The latest jump in coronavirus cases comes after an earlier rise of around 40% last month, following major street parties, concerts and festivities as part of the Platinum Jubilee celebrations marking 70 years of the reign of Queen Elizabeth.
UK officials said the latest wave of COVID-19 infections were likely caused by Omicron BA.4 and BA.5 subvariants. Omicron tended to cause milder disease than previous variants like Alpha or Delta, but scientists warn that its ability to evade the immune system means people may be more susceptible to re-infection, including after vaccination.

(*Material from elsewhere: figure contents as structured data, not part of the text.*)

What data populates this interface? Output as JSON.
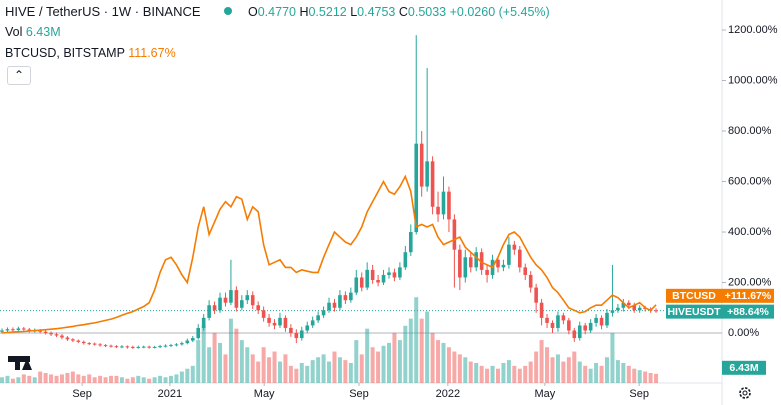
{
  "chart_data": {
    "type": "candlestick",
    "title": "HIVE / TetherUS · 1W · BINANCE",
    "ohlc_header": {
      "o_label": "O",
      "o": "0.4770",
      "h_label": "H",
      "h": "0.5212",
      "l_label": "L",
      "l": "0.4753",
      "c_label": "C",
      "c": "0.5033",
      "change": "+0.0260 (+5.45%)"
    },
    "xlim": [
      -0.37,
      132.1
    ],
    "xticks": [
      {
        "value": 14.7,
        "label": "Sep"
      },
      {
        "value": 30.8,
        "label": "2021"
      },
      {
        "value": 48.1,
        "label": "May"
      },
      {
        "value": 65.5,
        "label": "Sep"
      },
      {
        "value": 81.8,
        "label": "2022"
      },
      {
        "value": 99.6,
        "label": "May"
      },
      {
        "value": 116.9,
        "label": "Sep"
      }
    ],
    "ylim": [
      -198,
      1319
    ],
    "yticks": [
      {
        "value": 0,
        "label": "0.00%"
      },
      {
        "value": 200,
        "label": "200.00%"
      },
      {
        "value": 400,
        "label": "400.00%"
      },
      {
        "value": 600,
        "label": "600.00%"
      },
      {
        "value": 800,
        "label": "800.00%"
      },
      {
        "value": 1000,
        "label": "1000.00%"
      },
      {
        "value": 1200,
        "label": "1200.00%"
      }
    ],
    "up_color": "#26a69a",
    "down_color": "#ef5350",
    "series": [
      {
        "name": "HIVEUSDT",
        "open": [
          5,
          10,
          15,
          12,
          18,
          14,
          8,
          10,
          5,
          0,
          -5,
          -10,
          -18,
          -25,
          -30,
          -35,
          -40,
          -42,
          -45,
          -48,
          -50,
          -52,
          -55,
          -53,
          -55,
          -57,
          -55,
          -54,
          -56,
          -55,
          -52,
          -50,
          -48,
          -45,
          -40,
          -30,
          -20,
          20,
          60,
          110,
          90,
          140,
          120,
          170,
          100,
          130,
          150,
          110,
          90,
          60,
          40,
          30,
          60,
          20,
          0,
          -20,
          10,
          30,
          50,
          70,
          90,
          120,
          100,
          150,
          130,
          160,
          220,
          180,
          250,
          210,
          200,
          230,
          240,
          220,
          260,
          320,
          400,
          750,
          580,
          680,
          500,
          470,
          560,
          450,
          330,
          220,
          300,
          260,
          320,
          250,
          230,
          290,
          260,
          270,
          350,
          330,
          260,
          230,
          180,
          120,
          60,
          40,
          20,
          70,
          50,
          10,
          -20,
          30,
          10,
          40,
          60,
          30,
          80,
          90,
          100,
          120,
          110,
          90,
          100,
          95,
          90
        ],
        "high": [
          18,
          22,
          22,
          25,
          24,
          20,
          18,
          16,
          12,
          6,
          2,
          -4,
          -12,
          -20,
          -26,
          -30,
          -36,
          -38,
          -40,
          -44,
          -46,
          -48,
          -48,
          -49,
          -50,
          -50,
          -50,
          -50,
          -51,
          -47,
          -45,
          -43,
          -40,
          -34,
          -22,
          -12,
          35,
          75,
          130,
          125,
          160,
          160,
          290,
          185,
          150,
          170,
          165,
          125,
          105,
          75,
          55,
          80,
          70,
          35,
          15,
          25,
          45,
          65,
          85,
          105,
          140,
          135,
          170,
          165,
          180,
          250,
          240,
          280,
          270,
          230,
          250,
          260,
          255,
          280,
          345,
          430,
          1180,
          800,
          1050,
          700,
          560,
          620,
          580,
          470,
          350,
          330,
          320,
          340,
          335,
          270,
          310,
          305,
          290,
          380,
          365,
          345,
          275,
          245,
          195,
          135,
          75,
          50,
          85,
          80,
          60,
          20,
          45,
          40,
          55,
          75,
          70,
          95,
          270,
          115,
          135,
          130,
          120,
          110,
          108,
          102,
          98
        ],
        "low": [
          -2,
          4,
          5,
          6,
          8,
          2,
          2,
          -2,
          -6,
          -12,
          -16,
          -25,
          -32,
          -36,
          -40,
          -46,
          -48,
          -50,
          -54,
          -56,
          -58,
          -60,
          -60,
          -62,
          -63,
          -62,
          -60,
          -62,
          -61,
          -60,
          -57,
          -55,
          -53,
          -50,
          -45,
          -36,
          -26,
          10,
          50,
          75,
          80,
          105,
          110,
          85,
          90,
          115,
          95,
          75,
          45,
          25,
          15,
          20,
          5,
          -15,
          -40,
          -30,
          0,
          20,
          40,
          60,
          80,
          85,
          90,
          115,
          120,
          150,
          165,
          170,
          195,
          185,
          190,
          215,
          205,
          210,
          250,
          305,
          390,
          540,
          560,
          470,
          440,
          450,
          400,
          180,
          170,
          200,
          240,
          245,
          230,
          200,
          215,
          240,
          245,
          255,
          310,
          240,
          210,
          160,
          80,
          30,
          20,
          0,
          5,
          35,
          -5,
          -35,
          -30,
          -5,
          0,
          25,
          15,
          20,
          65,
          80,
          85,
          95,
          80,
          80,
          85,
          80,
          80
        ],
        "close": [
          10,
          15,
          12,
          18,
          14,
          8,
          10,
          5,
          0,
          -5,
          -10,
          -18,
          -25,
          -30,
          -35,
          -40,
          -42,
          -45,
          -48,
          -50,
          -52,
          -55,
          -53,
          -55,
          -57,
          -55,
          -54,
          -56,
          -55,
          -52,
          -50,
          -48,
          -45,
          -40,
          -30,
          -20,
          20,
          60,
          110,
          90,
          140,
          120,
          170,
          100,
          130,
          150,
          110,
          90,
          60,
          40,
          30,
          60,
          20,
          0,
          -20,
          10,
          30,
          50,
          70,
          90,
          120,
          100,
          150,
          130,
          160,
          220,
          180,
          250,
          210,
          200,
          230,
          240,
          220,
          260,
          320,
          400,
          750,
          580,
          680,
          500,
          470,
          560,
          450,
          330,
          220,
          300,
          260,
          320,
          250,
          230,
          290,
          260,
          270,
          350,
          330,
          260,
          230,
          180,
          120,
          60,
          40,
          20,
          70,
          50,
          10,
          -20,
          30,
          10,
          40,
          60,
          30,
          80,
          90,
          100,
          120,
          110,
          90,
          100,
          95,
          90,
          88.64
        ],
        "value_labels": {
          "120": "+88.64%"
        }
      },
      {
        "name": "BTCUSD",
        "legend": "BTCUSD, BITSTAMP",
        "legend_value": "111.67%",
        "color": "#f57c00",
        "values": [
          0,
          2,
          4,
          5,
          6,
          8,
          10,
          11,
          13,
          15,
          17,
          20,
          23,
          26,
          30,
          33,
          37,
          40,
          45,
          50,
          55,
          62,
          70,
          78,
          85,
          95,
          105,
          120,
          170,
          240,
          290,
          300,
          270,
          230,
          200,
          300,
          420,
          500,
          390,
          440,
          490,
          520,
          500,
          540,
          530,
          450,
          500,
          480,
          350,
          270,
          280,
          290,
          260,
          260,
          240,
          250,
          245,
          240,
          240,
          300,
          350,
          400,
          380,
          360,
          350,
          380,
          420,
          480,
          520,
          560,
          600,
          560,
          550,
          580,
          620,
          560,
          420,
          430,
          420,
          430,
          380,
          350,
          360,
          370,
          380,
          340,
          320,
          300,
          280,
          270,
          260,
          300,
          350,
          390,
          400,
          380,
          340,
          300,
          270,
          250,
          220,
          180,
          160,
          130,
          100,
          90,
          80,
          85,
          100,
          110,
          110,
          130,
          150,
          140,
          120,
          100,
          110,
          120,
          100,
          90,
          111.67
        ],
        "value_labels": {
          "120": "+111.67%"
        }
      }
    ],
    "volume": {
      "name": "Vol",
      "vlim": [
        0,
        100
      ],
      "values": [
        4,
        5,
        3,
        4,
        6,
        5,
        4,
        8,
        7,
        6,
        5,
        6,
        7,
        8,
        6,
        5,
        6,
        4,
        5,
        4,
        5,
        5,
        4,
        3,
        4,
        5,
        4,
        3,
        4,
        5,
        4,
        5,
        6,
        8,
        10,
        12,
        30,
        40,
        25,
        35,
        28,
        20,
        45,
        38,
        30,
        25,
        20,
        15,
        25,
        18,
        22,
        15,
        20,
        12,
        10,
        14,
        12,
        16,
        18,
        20,
        15,
        22,
        18,
        16,
        14,
        30,
        20,
        38,
        25,
        22,
        26,
        28,
        35,
        30,
        40,
        45,
        60,
        45,
        50,
        35,
        30,
        28,
        25,
        22,
        20,
        18,
        15,
        14,
        12,
        10,
        12,
        10,
        14,
        16,
        12,
        10,
        12,
        15,
        22,
        30,
        25,
        18,
        20,
        15,
        18,
        22,
        15,
        12,
        10,
        14,
        12,
        18,
        35,
        16,
        14,
        12,
        10,
        9,
        8,
        7,
        6.43
      ],
      "value_labels": {
        "120": "6.43M"
      }
    }
  }
}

Despite widespread vaccination across Britain, vaccine protection is likely to be waning and Omicron and its subvariants have evolved to become more infectious.
The UK Health Security Agency said it was seeing more outbreaks in care homes for the elderly and an increase in admissions to intensive care units of people over 65.
Dr Jonathan Van-Tam, the UK’s former deputy chief medical officer, told the BBC that COVID-19 is now « much, much, much closer to seasonal flu » than when it first emerged. Still, he said experts should be vigilant for any signs the virus is causing more serious illness.
Germany’s Robert Koch Institute has also reported a similar rise in the coronavirus, with cases rising particularly among the elderly, children and teenagers.
France has seen an increase in the rate of COVID-19 hospitalizations and authorities recently recommended that people start wearing masks on public transport again.
Globally, the World Health Organization said this week that COVID-19 is increasing in more than 100 countries. The UN health agency has warned that the relaxation of testing and surveillance measures means it could be harder to catch emerging variants before they spread more widely.